NEW YORK, March 21 Wed Mar 21, 2012 12:58pm EDT

NEW YORK, March 21 (Reuters) - Fitch Ratings believes the U.S. Supreme Court's pending decision on the constitutionality of the Patient Protection and Affordable Care Act (ACA) could have some implications for the healthcare sector. However, we do not expect the outcome to affect the outlooks or ratings of our rated corporate healthcare issuers.

Several matters are scheduled for discussion, but the focus of the challenge is the individual mandate under which every U.S. citizen would be required to purchase health insurance - meaning an unprecedented mandatory U.S. consumer purchase and the heart of the constitutionality debate. We believe the mandate is necessary in order for the ACA to at least partially share risk and avoid adverse selection. If squashed, we feel that the law's viability could be meaningfully affected.

Uncertainty surrounding timing and implementation of the law are still evident, and we believe industry stakeholders are therefore allowing for meaningful variance in their strategic and operational processes. U.S. justices will begin hearing arguments beginning March 26.

If the ruling disaffirms select provisions of the law, we would need to review those changes within the context of how the entire law would then function and potentially affect the credit profiles of the various industry participants. We also believe some action via Congress might also be necessary, particularly if the court determines the individual mandate is unconstitutional.

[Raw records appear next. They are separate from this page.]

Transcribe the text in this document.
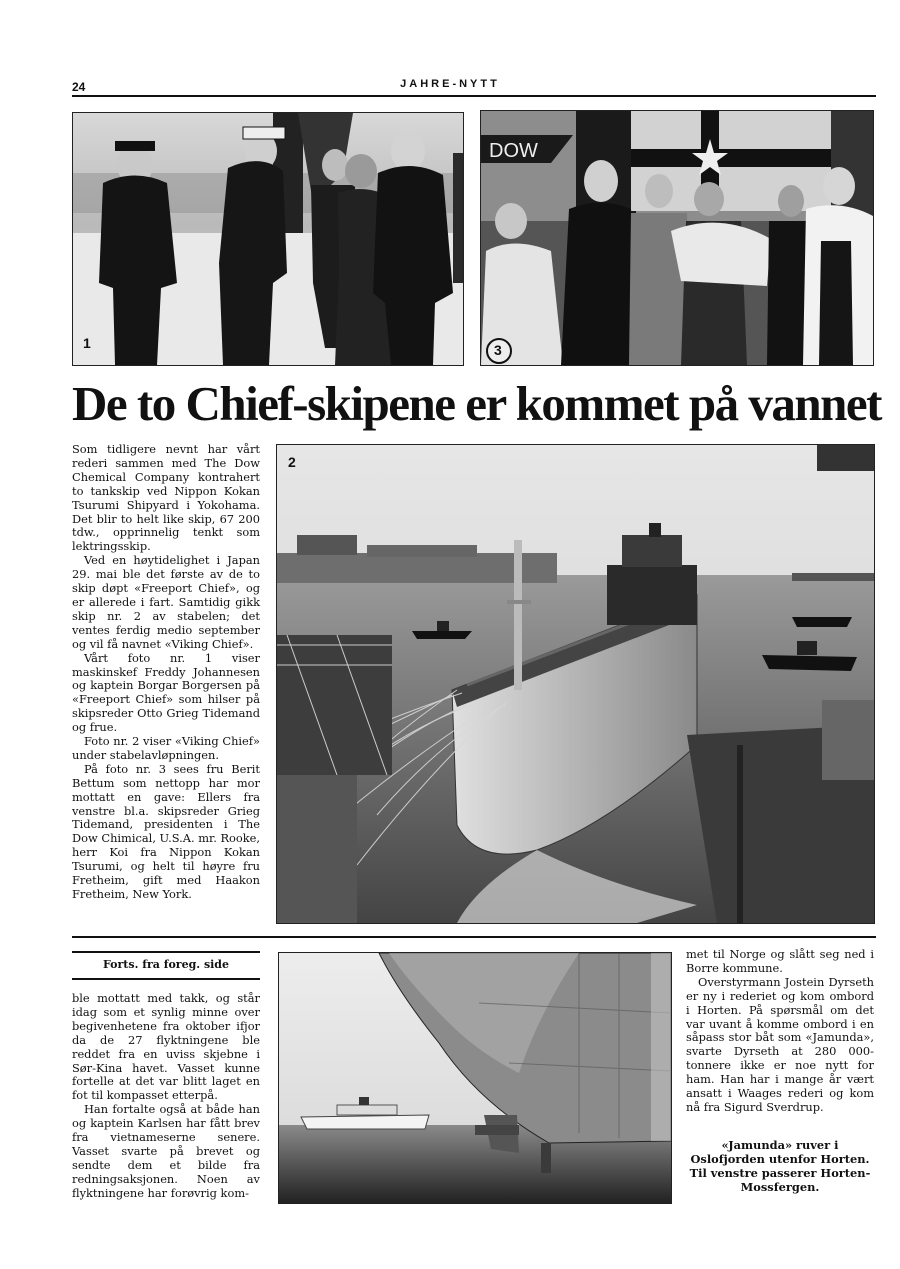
24	JAHRE-NYTT
1
DOW
3
De to Chief-skipene er kommet på vannet

Som tidligere nevnt har vårt rederi sammen med The Dow Chemical Company kontrahert to tankskip ved Nippon Kokan Tsurumi Shipyard i Yokohama. Det blir to helt like skip, 67 200 tdw., opprinnelig tenkt som lektringsskip.

Ved en høytidelighet i Japan 29. mai ble det første av de to skip døpt «Freeport Chief», og er allerede i fart. Samtidig gikk skip nr. 2 av stabelen; det ventes ferdig medio september og vil få navnet «Viking Chief».

Vårt foto nr. 1 viser maskinskef Freddy Johannesen og kaptein Borgar Borgersen på «Freeport Chief» som hilser på skipsreder Otto Grieg Tidemand og frue.

Foto nr. 2 viser «Viking Chief» under stabelavløpningen.

På foto nr. 3 sees fru Berit Bettum som nettopp har mor mottatt en gave: Ellers fra venstre bl.a. skipsreder Grieg Tidemand, presidenten i The Dow Chimical, U.S.A. mr. Rooke, herr Koi fra Nippon Kokan Tsurumi, og helt til høyre fru Fretheim, gift med Haakon Fretheim, New York.

2
Forts. fra foreg. side

ble mottatt med takk, og står idag som et synlig minne over begivenhetene fra oktober ifjor da de 27 flyktningene ble reddet fra en uviss skjebne i Sør-Kina havet. Vasset kunne fortelle at det var blitt laget en fot til kompasset etterpå.

Han fortalte også at både han og kaptein Karlsen har fått brev fra vietnameserne senere. Vasset svarte på brevet og sendte dem et bilde fra redningsaksjonen. Noen av flyktningene har forøvrig kom-

met til Norge og slått seg ned i Borre kommune.

Overstyrmann Jostein Dyrseth er ny i rederiet og kom ombord i Horten. På spørsmål om det var uvant å komme ombord i en såpass stor båt som «Jamunda», svarte Dyrseth at 280 000-tonnere ikke er noe nytt for ham. Han har i mange år vært ansatt i Waages rederi og kom nå fra Sigurd Sverdrup.

«Jamunda» ruver i Oslofjorden utenfor Horten. Til venstre passerer Horten-Mossfergen.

However, if the court rules that the ACA in its entirety is constitutional, we would maintain our original view that volume increases will be somewhat offset by margin declines. We still anticipate that costs on the front end of the implementation timeline would pressure margins in advance of a one-time step-up in volume beginning in 2014, when roughly 32 million new patients would receive healthcare insurance coverage. Essentially, a canceling out would occur having no effect on credit profiles. Contrarily, if the entire law is negated, margins would likely remain stable with no step-up in volume and the status quo would generally be preserved.